Texas Tech University

Expert Available to Discuss Supreme Court Decision on Affordable Care Act

George Watson

June 26, 2015

Richard Murphy, the AT&T Professor of Law in the Texas Tech University School of Law, is available to speak about the ruling and its ramifications.

Murphy
Richard Murphy

Pitch
In one of the biggest legal victories of President Barack Obama's time in office, the Supreme Court of the United States, by a 6-3 vote, upheld his signature legislation, the Affordable Care Act (ACA), or Obamacare, from a challenge regarding the legality of tax credits offered through the health care plan.

Opponents to the law argued in King v. Burwell the wording of the act made tax credits available only to customers who purchased policies through “an exchange established by the state” where customers reside. That would have forced anyone who purchased a plan through the federal exchange ineligible for those tax credits and would have likely forced them to drop their insurance plan through the ACA. Only 16 states and the District of Columbia have health care exchanges.

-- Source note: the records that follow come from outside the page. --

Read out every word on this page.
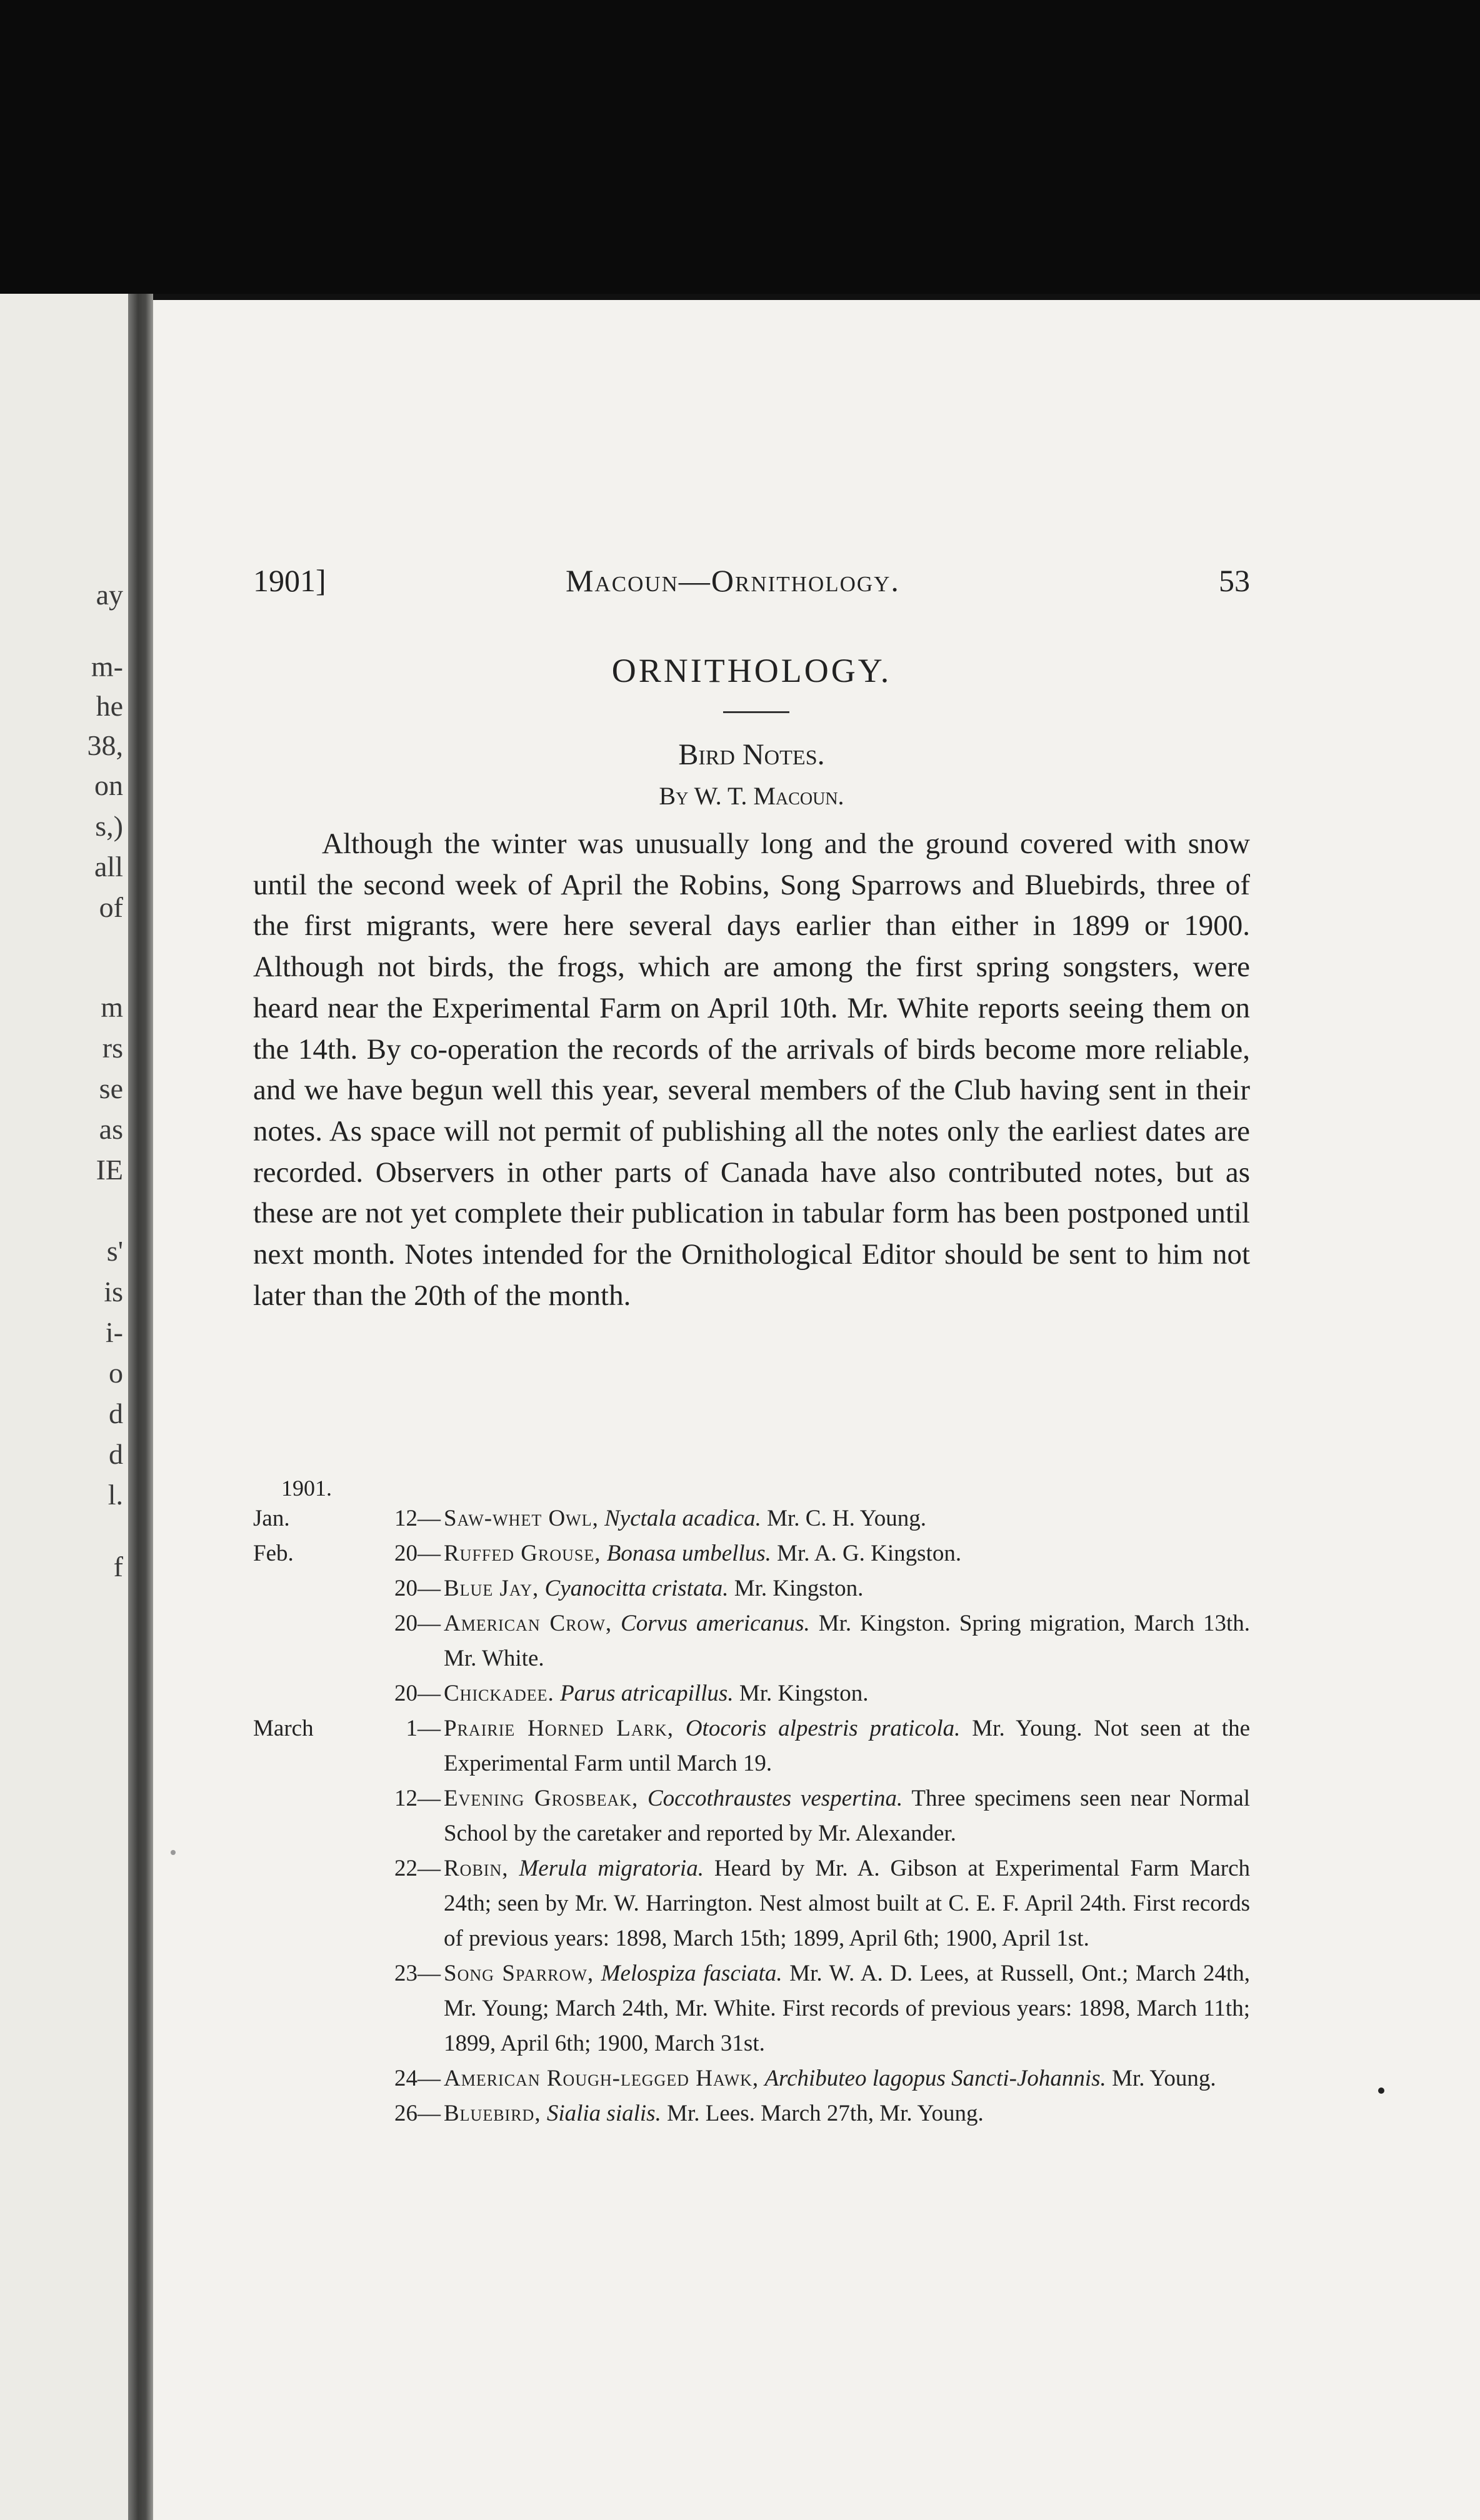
ay
m-
he
38,
on
s,)
all
of
m
rs
se
as
IE
s'
is
i-
o
d
d
l.
f
1901]	Macoun—Ornithology.	53
ORNITHOLOGY.
Bird Notes.
By W. T. Macoun.
Although the winter was unusually long and the ground covered with snow until the second week of April the Robins, Song Sparrows and Bluebirds, three of the first migrants, were here several days earlier than either in 1899 or 1900. Although not birds, the frogs, which are among the first spring songsters, were heard near the Experimental Farm on April 10th. Mr. White reports seeing them on the 14th. By co-operation the records of the arrivals of birds become more reliable, and we have begun well this year, several members of the Club having sent in their notes. As space will not permit of publishing all the notes only the earliest dates are recorded. Observers in other parts of Canada have also contributed notes, but as these are not yet complete their publication in tabular form has been postponed until next month. Notes intended for the Ornithological Editor should be sent to him not later than the 20th of the month.
1901.
Jan.	12 —	Saw-whet Owl, Nyctala acadica. Mr. C. H. Young.
Feb.	20 —	Ruffed Grouse, Bonasa umbellus. Mr. A. G. Kingston.
20 —	Blue Jay, Cyanocitta cristata. Mr. Kingston.
20 —	American Crow, Corvus americanus. Mr. Kingston. Spring migration, March 13th. Mr. White.
20 —	Chickadee. Parus atricapillus. Mr. Kingston.
March	1 —	Prairie Horned Lark, Otocoris alpestris praticola. Mr. Young. Not seen at the Experimental Farm until March 19.
12 —	Evening Grosbeak, Coccothraustes vespertina. Three specimens seen near Normal School by the caretaker and reported by Mr. Alexander.
22 —	Robin, Merula migratoria. Heard by Mr. A. Gibson at Experimental Farm March 24th; seen by Mr. W. Harrington. Nest almost built at C. E. F. April 24th. First records of previous years: 1898, March 15th; 1899, April 6th; 1900, April 1st.
23 —	Song Sparrow, Melospiza fasciata. Mr. W. A. D. Lees, at Russell, Ont.; March 24th, Mr. Young; March 24th, Mr. White. First records of previous years: 1898, March 11th; 1899, April 6th; 1900, March 31st.
24 —	American Rough-legged Hawk, Archibuteo lagopus Sancti-Johannis. Mr. Young.
26 —	Bluebird, Sialia sialis. Mr. Lees. March 27th, Mr. Young.
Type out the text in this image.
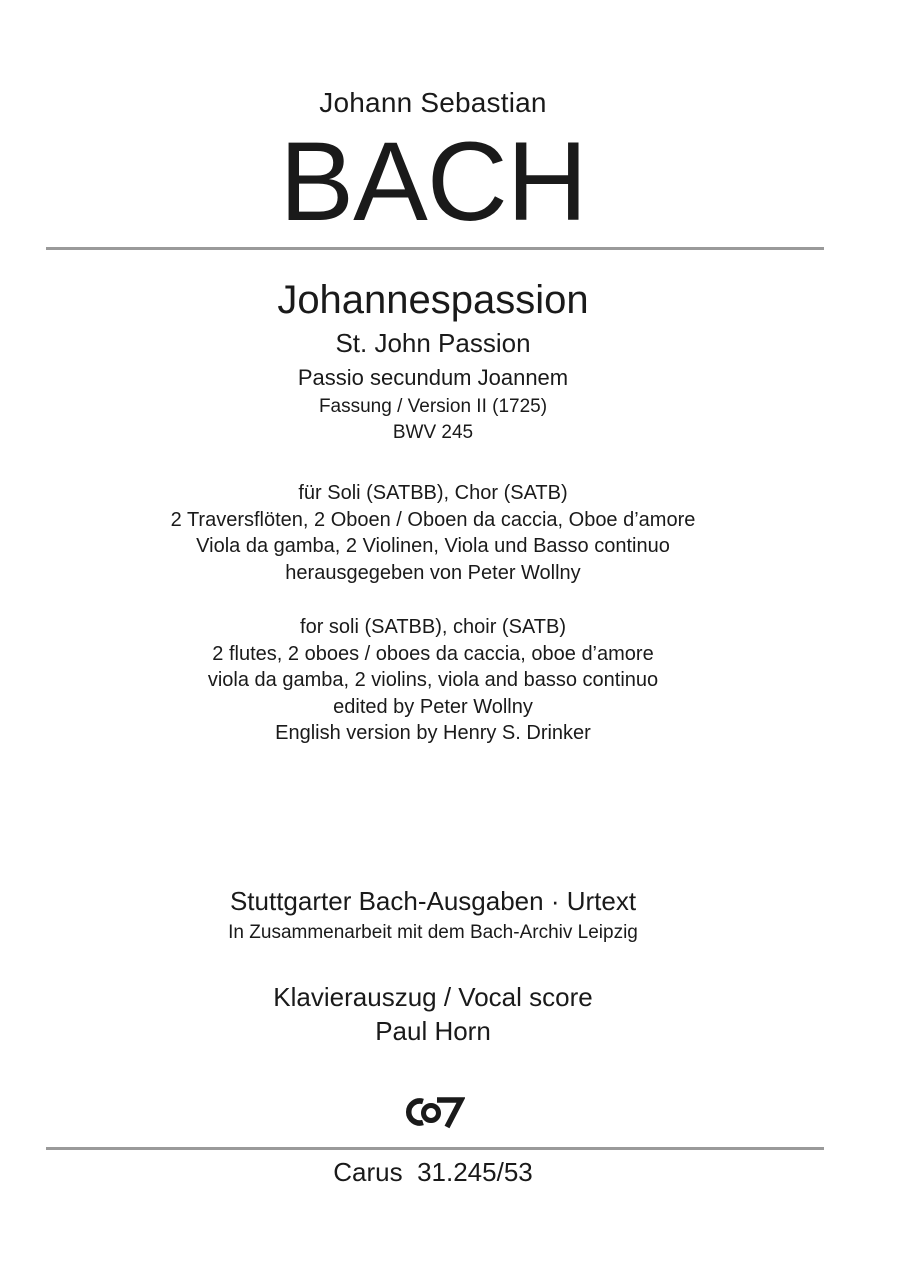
Johann Sebastian
BACH
Johannespassion
St. John Passion
Passio secundum Joannem
Fassung / Version II (1725)
BWV 245
für Soli (SATBB), Chor (SATB)
2 Traversflöten, 2 Oboen / Oboen da caccia, Oboe d’amore
Viola da gamba, 2 Violinen, Viola und Basso continuo
herausgegeben von Peter Wollny
for soli (SATBB), choir (SATB)
2 flutes, 2 oboes / oboes da caccia, oboe d’amore
viola da gamba, 2 violins, viola and basso continuo
edited by Peter Wollny
English version by Henry S. Drinker
Stuttgarter Bach-Ausgaben · Urtext
In Zusammenarbeit mit dem Bach-Archiv Leipzig
Klavierauszug / Vocal score
Paul Horn
Carus  31.245/53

Richard Murphy, the AT&T Professor of Law in the Texas Tech University School of Law, is available to speak about the ruling and its ramifications. Murphy is a co-editor of an administrative law casebook and co-chair of the Judicial Review Committee of the American Bar Association's Administrative Law and Regulatory Practice Session. He also clerked for the Honorable Stephen S. Trott in the Ninth Circuit Court of Appeals.

Expert
Richard Murphy, AT&T Professor of Law, (806) 834-3654 or richard.murphy@ttu.edu

Talking Points

  • More than 6 million Americans have signed up for health care through the Affordable Care Act's federal marketplace, HealthCare.Gov. The subsidies offered through that plan reduce premiums for more than 70 percent of participants.
  • The Court's ruling upholds the idea that tax credits will remain available for Americans living not only in the 16 states that offer health care exchanges but for those in the other 34 states who acquired their health care through the federal exchange.
  • Chief Justice John Roberts wrote for himself in the majority, joined by justices Anthony Kennedy, Ruth Bader Ginsburg, Stephen Breyer, Sonia Sotomayor and Elena Kagan. Justice Antonin Scalia wrote the dissent, joined by Clarence Thomas and Samuel Alito.

Quotes

  • “The Court's 6-3 decision in King v. Burwell, authored by the Chief Justice, recognizes the ACA depends on three major provisions working together,” Murphy said. “Insurance companies can't discriminate based on pre-existing conditions; everybody has to get health insurance; and those who can't afford it will be helped through subsidies.”
  • “Chief Justice Roberts explained that, contrary to the plaintiffs' contentions, Congress expected all three of these provisions to apply equally to persons buying insurance on state-run exchanges or on federally-run exchanges,” Murphy said. “So Californians and Texans, for example, are equally eligible for ACA subsidies.
  • “Congress passed the Affordable Care Act to improve health insurance markets, not to destroy them,” Chief Justice John Roberts wrote in the majority opinion. “If at all possible, we must interpret the Act in a way that is consistent with the former, and avoids the latter.”
  • “We should start calling this law SCOTUScare,” said Justice Antonin Scalia, referring to the two times the Court has now rejected challenges to the law.